El primero en llegar fue Mauro, protagonista de El Corteo, obra que presenta el circo en la carpa levantada en el Parque Bicentenario.

El primer acto fue la presentación de los artistas. Luego cada uno de los niños dio su nombre mientras Mauro, vestido de payaso, los animaba y bromeaba.

Los malabares llamaron la atención de los presentes. Todos los niños tuvieron la posibilidad de participar en los actos. De tres en tres, se paraban en medio de dos malabaristas que lanzaban las clavas de un lado al otro, muy cerca de los pequeños, pero sin tocarlos. Incluso algunas de las adolescentes encargaron a sus hijos que tenían en brazos o que amamantaban, para poder participar.

El segundo acto fue la comedia. Mauro pidió una silla plástica y se sentó en medio del patio para descansar y leer un periódico. Comenzó a realizar un sonido con una especie de pequeño silbato, simulando el zumbido de una abeja. Al intentar espantar al insecto, fue de un lado a otro bromeando con los niños. Uno de ellos soltó una carcajada estrepitosa y un adulto le llamó la atención, pero Mauro le sugirió seguir riendo y hacerlo más fuerte. ‘Para eso estamos aquí’, dijo.

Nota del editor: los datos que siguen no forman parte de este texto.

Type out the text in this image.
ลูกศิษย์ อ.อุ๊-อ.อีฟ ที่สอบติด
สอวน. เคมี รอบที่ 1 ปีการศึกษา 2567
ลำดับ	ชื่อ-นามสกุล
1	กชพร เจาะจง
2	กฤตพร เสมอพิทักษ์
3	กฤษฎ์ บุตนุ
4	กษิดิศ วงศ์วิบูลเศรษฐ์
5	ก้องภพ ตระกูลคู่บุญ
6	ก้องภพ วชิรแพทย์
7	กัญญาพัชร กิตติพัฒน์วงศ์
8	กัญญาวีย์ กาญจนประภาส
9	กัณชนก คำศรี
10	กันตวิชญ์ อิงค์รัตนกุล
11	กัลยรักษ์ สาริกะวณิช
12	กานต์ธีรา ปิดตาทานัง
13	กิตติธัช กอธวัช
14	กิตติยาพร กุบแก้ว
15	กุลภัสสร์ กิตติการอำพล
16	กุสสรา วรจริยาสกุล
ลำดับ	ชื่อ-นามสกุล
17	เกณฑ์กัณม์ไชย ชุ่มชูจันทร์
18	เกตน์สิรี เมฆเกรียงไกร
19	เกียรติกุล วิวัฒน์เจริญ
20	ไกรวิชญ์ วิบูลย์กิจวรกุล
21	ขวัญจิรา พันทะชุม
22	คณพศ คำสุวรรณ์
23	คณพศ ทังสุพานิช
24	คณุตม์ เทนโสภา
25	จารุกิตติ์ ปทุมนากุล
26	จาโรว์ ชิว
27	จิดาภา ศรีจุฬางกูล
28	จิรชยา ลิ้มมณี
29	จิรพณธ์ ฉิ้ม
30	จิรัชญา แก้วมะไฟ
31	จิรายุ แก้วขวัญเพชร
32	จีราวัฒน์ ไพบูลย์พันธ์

La actividad con las ‘ulas ulas’ también tuvo acogida. Muchos de los niños se lucieron con su movimiento de cintura.

Diego Garrido, de Global Shows, contó que los artistas del centro solicitaron realizar presentaciones para niños de bajos recursos y alegrarlos con un pequeño acto circense.

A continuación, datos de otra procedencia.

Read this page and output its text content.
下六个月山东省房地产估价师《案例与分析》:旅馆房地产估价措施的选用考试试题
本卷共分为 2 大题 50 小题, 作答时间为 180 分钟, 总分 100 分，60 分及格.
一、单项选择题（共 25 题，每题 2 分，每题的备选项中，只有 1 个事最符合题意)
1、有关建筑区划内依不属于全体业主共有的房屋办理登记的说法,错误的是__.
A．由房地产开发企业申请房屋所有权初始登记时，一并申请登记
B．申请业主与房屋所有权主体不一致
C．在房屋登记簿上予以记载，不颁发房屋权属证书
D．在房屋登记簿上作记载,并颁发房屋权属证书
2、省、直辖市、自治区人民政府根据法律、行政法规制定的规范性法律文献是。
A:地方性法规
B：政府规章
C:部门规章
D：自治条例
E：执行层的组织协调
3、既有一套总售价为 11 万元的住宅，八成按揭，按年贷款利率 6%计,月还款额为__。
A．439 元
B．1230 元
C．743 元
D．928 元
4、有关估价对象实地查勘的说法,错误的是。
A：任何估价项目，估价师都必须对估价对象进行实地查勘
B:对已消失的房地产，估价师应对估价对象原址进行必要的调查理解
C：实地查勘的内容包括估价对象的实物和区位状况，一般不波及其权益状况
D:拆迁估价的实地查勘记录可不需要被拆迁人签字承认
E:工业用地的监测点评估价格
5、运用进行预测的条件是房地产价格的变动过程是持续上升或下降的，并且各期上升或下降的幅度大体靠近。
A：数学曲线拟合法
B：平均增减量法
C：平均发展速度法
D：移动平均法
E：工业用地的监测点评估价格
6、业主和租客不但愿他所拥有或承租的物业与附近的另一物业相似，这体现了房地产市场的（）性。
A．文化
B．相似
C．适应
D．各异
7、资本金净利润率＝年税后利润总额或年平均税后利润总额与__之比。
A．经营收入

Dijo, también, que el circo tiene una conciencia social amplia y que busca dar cobertura y nivel académico a circos sociales. De hecho, el elenco del reconocido espectáculo tuvo un taller con el circo social de Ecuador. Comentó que la agenda de los artistas ha sido bastante apretada, sin embargo, se dieron tiempo para conocer lugares turísticos de la capital , e incluso viajar a Mindo, Otavalo, y Papallacta, por ejemplo.

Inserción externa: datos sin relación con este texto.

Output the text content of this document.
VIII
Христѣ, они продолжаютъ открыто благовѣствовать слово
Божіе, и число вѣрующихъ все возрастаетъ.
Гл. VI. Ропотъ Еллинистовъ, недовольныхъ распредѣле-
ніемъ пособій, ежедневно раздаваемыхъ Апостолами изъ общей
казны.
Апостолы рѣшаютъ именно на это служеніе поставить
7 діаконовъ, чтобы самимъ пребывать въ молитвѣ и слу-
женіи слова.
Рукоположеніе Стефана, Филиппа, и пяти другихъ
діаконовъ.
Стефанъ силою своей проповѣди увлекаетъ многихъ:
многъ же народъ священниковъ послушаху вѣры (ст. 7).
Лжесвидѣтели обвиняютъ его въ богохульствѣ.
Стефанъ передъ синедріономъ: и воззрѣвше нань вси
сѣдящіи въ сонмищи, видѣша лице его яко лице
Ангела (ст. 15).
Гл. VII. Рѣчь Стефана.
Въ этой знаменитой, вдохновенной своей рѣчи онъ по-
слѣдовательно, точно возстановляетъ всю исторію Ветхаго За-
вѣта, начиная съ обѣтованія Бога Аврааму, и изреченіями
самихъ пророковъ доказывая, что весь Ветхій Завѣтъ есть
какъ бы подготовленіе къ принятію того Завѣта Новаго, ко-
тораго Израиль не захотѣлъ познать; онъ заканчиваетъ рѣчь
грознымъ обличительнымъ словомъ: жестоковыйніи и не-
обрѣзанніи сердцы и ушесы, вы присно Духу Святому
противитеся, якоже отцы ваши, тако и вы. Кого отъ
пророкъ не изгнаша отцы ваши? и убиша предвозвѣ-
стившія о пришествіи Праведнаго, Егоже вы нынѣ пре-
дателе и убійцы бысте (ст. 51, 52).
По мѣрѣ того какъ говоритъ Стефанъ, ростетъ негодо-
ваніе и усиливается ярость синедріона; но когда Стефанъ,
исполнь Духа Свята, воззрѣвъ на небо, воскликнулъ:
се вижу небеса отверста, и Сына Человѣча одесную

Realizarán 34 presentaciones en cuatro semanas, con espectáculos de martes a domingo. Y los viernes, sábados y domingos, ejecutan doble show. Esta será la última semana de funciones. Aún hay entradas disponibles.

Durante unos 30 minutos, los niños se divirtieron junto al elenco. Luego vinieron las fotos, los autógrafos mientras Mauro justificaba la visita al lugar con una frase: ‘El circo nació en la calle y debe volver a la calle’.

Antes de la puerta de salida, un pequeño llamó la atención de los artistas. El niño de ocho años se encontraba haciendo bailar un trompo a un extremo del patio. Los malabaristas comentaron que nunca habían visto algo así, felicitaron al niño, le pidieron seguir adelante, y despidieron.